Sometimes, I’m not sure why, dad didn’t use the guillotine for a sacrifice. Instead he pulled the rat from its cage, rotated it to inspect the tumor mass on its side, then placed its head in a brown jar lined with ether soaked cotton. The animal would wriggle wildly at first but stilled as the fumes did their work. When it was inert and barely breathing dad would lay it on its back and open a slit in its lower belly with a scalpel. He’d then take surgical scissors and cut the animal open up to it’s neck. The rib cage was always tough, breaking the sternum took some effort. Then came the lateral cuts between the front legs and across the abdomen so that he could pull the ribs apart.
With the ribs pried apart you could see all of the rat’s internal organs. The mass of intestines, the large brown liver directly below the lungs, the still-pulsing heart.

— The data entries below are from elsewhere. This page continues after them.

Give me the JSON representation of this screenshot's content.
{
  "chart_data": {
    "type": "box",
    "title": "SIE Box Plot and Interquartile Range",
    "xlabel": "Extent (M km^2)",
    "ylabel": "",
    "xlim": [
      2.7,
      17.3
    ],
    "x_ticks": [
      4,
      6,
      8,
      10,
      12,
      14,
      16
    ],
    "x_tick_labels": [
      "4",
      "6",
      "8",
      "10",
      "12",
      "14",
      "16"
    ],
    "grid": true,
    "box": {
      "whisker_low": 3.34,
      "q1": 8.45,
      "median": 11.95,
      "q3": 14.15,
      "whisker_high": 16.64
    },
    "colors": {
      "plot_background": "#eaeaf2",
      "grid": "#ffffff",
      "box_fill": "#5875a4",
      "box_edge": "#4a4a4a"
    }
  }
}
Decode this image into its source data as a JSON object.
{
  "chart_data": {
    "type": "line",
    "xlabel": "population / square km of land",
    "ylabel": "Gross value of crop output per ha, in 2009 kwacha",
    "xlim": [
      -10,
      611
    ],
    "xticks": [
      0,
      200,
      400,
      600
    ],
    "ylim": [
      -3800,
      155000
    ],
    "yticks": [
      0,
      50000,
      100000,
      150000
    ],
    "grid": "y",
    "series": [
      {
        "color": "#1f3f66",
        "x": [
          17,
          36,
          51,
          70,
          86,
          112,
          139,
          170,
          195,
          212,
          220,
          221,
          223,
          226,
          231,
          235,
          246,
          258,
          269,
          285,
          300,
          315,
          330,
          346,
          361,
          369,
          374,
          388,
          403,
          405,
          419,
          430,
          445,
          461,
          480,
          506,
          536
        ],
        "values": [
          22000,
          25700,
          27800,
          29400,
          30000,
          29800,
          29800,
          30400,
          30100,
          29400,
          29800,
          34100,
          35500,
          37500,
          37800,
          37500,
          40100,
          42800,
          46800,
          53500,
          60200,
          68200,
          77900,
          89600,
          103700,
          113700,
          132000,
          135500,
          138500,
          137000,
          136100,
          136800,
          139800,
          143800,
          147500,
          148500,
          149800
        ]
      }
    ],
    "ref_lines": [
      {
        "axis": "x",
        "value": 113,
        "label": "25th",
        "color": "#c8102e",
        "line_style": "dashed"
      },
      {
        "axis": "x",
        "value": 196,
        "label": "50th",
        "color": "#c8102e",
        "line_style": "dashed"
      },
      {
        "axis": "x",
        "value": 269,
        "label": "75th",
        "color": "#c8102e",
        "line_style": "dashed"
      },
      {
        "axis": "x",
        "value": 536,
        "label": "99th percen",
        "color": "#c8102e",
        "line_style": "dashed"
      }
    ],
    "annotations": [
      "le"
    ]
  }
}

Using the scissors again dad made two quick diagonal cuts through the heart. At this point the rat usually stopped moving. Using a scalpel, he carefully removed the cancerous mass from the rat’s side and placed it in a specimen tray to be embedded in paraffin. The rat’s lifeless body was thrown into a special trash bag for biological waste. I’d watch dad do this, sometimes dozens of times in an evening, as the trash bags filled and the specimen trays lined up with grey masses of tumor.
To this day I’m puzzled by these outings. I’m not sure if there was an agenda or if it was simply an opportunity to spend time together. I remember the ether though and the frantic spasms of the dying rats. Mostly I remember dad’s indifference.